L’enseignement de Pie XII s’appuie sur ces autorités, mais élargit leur doctrine en même temps qu’il l’adapte aux conditions de notre temps. À partir de la définition de valeurs fondamentales : la personne humaine, l’État, l’humanité considérée dans son unité, le bien commun et le droit naturel, toutes valeurs qui vont se confondre dans la notion de Dieu, il établit que toute guerre est irrationnelle ; mais comme il n’existe aucun pouvoir supranational pour juger en toute certitude et par des moyens pacifiques des discussions entre collectivités humaines, l’État se substitue à ce pouvoir inexistant. La guerre ainsi devient licite lorsqu’elle est faite en cas de légitime défense c’est-à-dire lorsque les droits fondamentaux de la personne humaine, ou l’existence d’une collectivité, se trouvent menacés. Le pouvoir de décision ne peut appartenir qu’à un État dûment constitué et reconnu ; la cause doit être juste, c’est-à-dire qu’elle doit avoir pour objet de faire cesser une injustice grave, à condition que ce résultat ne puisse être atteint par d’autres voies que la guerre, et que la gravité des dommages à prévoir ne soit pas plus élevée que celle de l’injustice elle-même ; l’intention doit être droite ; enfin, la manière de faire la guerre doit rester dans la limite des moyens autorisés.
La guerre peut être offensive ou défensive : la doctrine de l’Église se refuse à prononcer une condamnation absolue contre la première, bien qu’elle soit généralement une guerre d’agression, celle-ci nettement condamnable. Mais la guerre préventive est illicite, sauf s’il s’agit de faire face à une attaque ou une agression imminente.

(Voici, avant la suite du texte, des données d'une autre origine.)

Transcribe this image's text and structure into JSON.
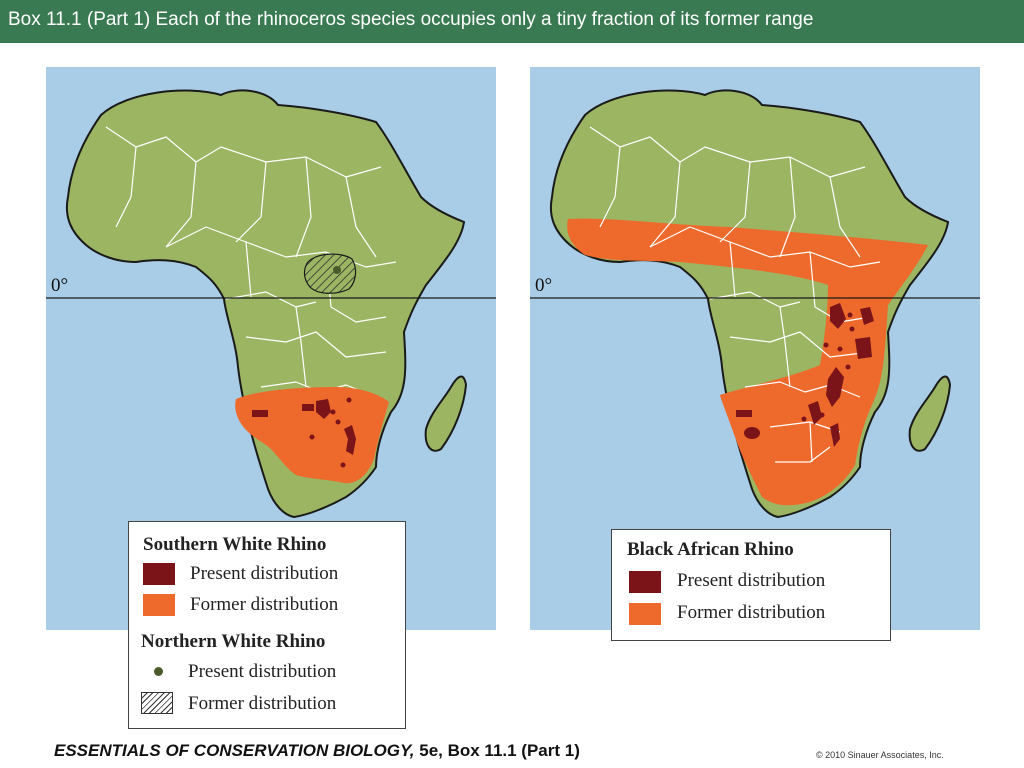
{
  "title": "Box 11.1 (Part 1)  Each of the rhinoceros species occupies only a tiny fraction of its former range",
  "colors": {
    "header": "#3a7a52",
    "ocean": "#a9cde6",
    "land": "#9bb562",
    "present": "#7a1418",
    "former": "#ee6a2c"
  },
  "maps": {
    "left": {
      "equator_label": "0°",
      "legend": {
        "southern_heading": "Southern White Rhino",
        "southern_present": "Present distribution",
        "southern_former": "Former distribution",
        "northern_heading": "Northern White Rhino",
        "northern_present": "Present distribution",
        "northern_former": "Former distribution"
      }
    },
    "right": {
      "equator_label": "0°",
      "legend": {
        "heading": "Black African Rhino",
        "present": "Present distribution",
        "former": "Former distribution"
      }
    }
  },
  "footer": {
    "book": "ESSENTIALS OF CONSERVATION BIOLOGY,",
    "edition": " 5e, Box 11.1 (Part 1)",
    "copyright": "© 2010 Sinauer Associates, Inc."
  }
}
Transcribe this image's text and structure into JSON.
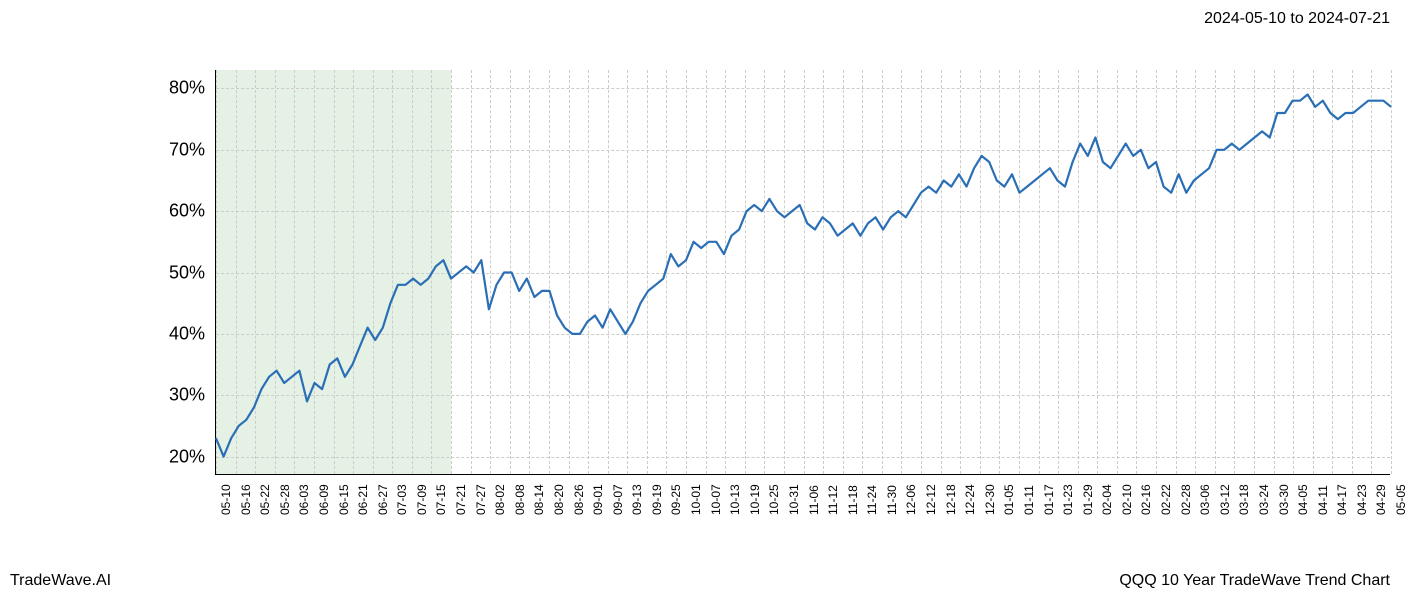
{
  "header": {
    "date_range": "2024-05-10 to 2024-07-21"
  },
  "footer": {
    "left": "TradeWave.AI",
    "right": "QQQ 10 Year TradeWave Trend Chart"
  },
  "chart": {
    "type": "line",
    "background_color": "#ffffff",
    "grid_color": "#cccccc",
    "axis_color": "#000000",
    "series_color": "#2a6fb5",
    "line_width": 2.2,
    "highlight_color": "#d4e8d4",
    "highlight_opacity": 0.6,
    "highlight_start_index": 0,
    "highlight_end_index": 12,
    "ylim": [
      17,
      83
    ],
    "yticks": [
      20,
      30,
      40,
      50,
      60,
      70,
      80
    ],
    "ytick_suffix": "%",
    "y_fontsize": 18,
    "x_fontsize": 12,
    "x_labels": [
      "05-10",
      "05-16",
      "05-22",
      "05-28",
      "06-03",
      "06-09",
      "06-15",
      "06-21",
      "06-27",
      "07-03",
      "07-09",
      "07-15",
      "07-21",
      "07-27",
      "08-02",
      "08-08",
      "08-14",
      "08-20",
      "08-26",
      "09-01",
      "09-07",
      "09-13",
      "09-19",
      "09-25",
      "10-01",
      "10-07",
      "10-13",
      "10-19",
      "10-25",
      "10-31",
      "11-06",
      "11-12",
      "11-18",
      "11-24",
      "11-30",
      "12-06",
      "12-12",
      "12-18",
      "12-24",
      "12-30",
      "01-05",
      "01-11",
      "01-17",
      "01-23",
      "01-29",
      "02-04",
      "02-10",
      "02-16",
      "02-22",
      "02-28",
      "03-06",
      "03-12",
      "03-18",
      "03-24",
      "03-30",
      "04-05",
      "04-11",
      "04-17",
      "04-23",
      "04-29",
      "05-05"
    ],
    "values": [
      23,
      20,
      23,
      25,
      26,
      28,
      31,
      33,
      34,
      32,
      33,
      34,
      29,
      32,
      31,
      35,
      36,
      33,
      35,
      38,
      41,
      39,
      41,
      45,
      48,
      48,
      49,
      48,
      49,
      51,
      52,
      49,
      50,
      51,
      50,
      52,
      44,
      48,
      50,
      50,
      47,
      49,
      46,
      47,
      47,
      43,
      41,
      40,
      40,
      42,
      43,
      41,
      44,
      42,
      40,
      42,
      45,
      47,
      48,
      49,
      53,
      51,
      52,
      55,
      54,
      55,
      55,
      53,
      56,
      57,
      60,
      61,
      60,
      62,
      60,
      59,
      60,
      61,
      58,
      57,
      59,
      58,
      56,
      57,
      58,
      56,
      58,
      59,
      57,
      59,
      60,
      59,
      61,
      63,
      64,
      63,
      65,
      64,
      66,
      64,
      67,
      69,
      68,
      65,
      64,
      66,
      63,
      64,
      65,
      66,
      67,
      65,
      64,
      68,
      71,
      69,
      72,
      68,
      67,
      69,
      71,
      69,
      70,
      67,
      68,
      64,
      63,
      66,
      63,
      65,
      66,
      67,
      70,
      70,
      71,
      70,
      71,
      72,
      73,
      72,
      76,
      76,
      78,
      78,
      79,
      77,
      78,
      76,
      75,
      76,
      76,
      77,
      78,
      78,
      78,
      77
    ]
  }
}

En résumé, la légitimité éventuelle et accidentelle de la guerre repose sur un fait : l’absence d’organisme supranational assez fort pour régler les litiges entre groupes humains, et sur une nécessité, celle devant laquelle peut se trouver un État de pallier la carence de l’organisation supranationale.
Examinant ensuite l’attitude du chrétien devant la guerre effectivement déclenchée, René Coste étudie successivement plusieurs problèmes :
Tout d’abord l’objection de conscience. Les théologiens et penseurs catholiques ne sont pas tous d’accord sur le détail d’une application de l’objection de conscience. La doctrine peut cependant s’exprimer ainsi : l’objection de conscience absolue, contre toute guerre quelle qu’elle soit, est condamnable ; l’objection de conscience limitée l’est également, contre telle ou telle forme de guerre, si un certain nombre de conditions sont remplies (ce sont celles qui légitiment la guerre et que nous avons énumérées plus haut) ; mais si ces conditions ne sont pas remplies, l’objection de conscience limitée est possible.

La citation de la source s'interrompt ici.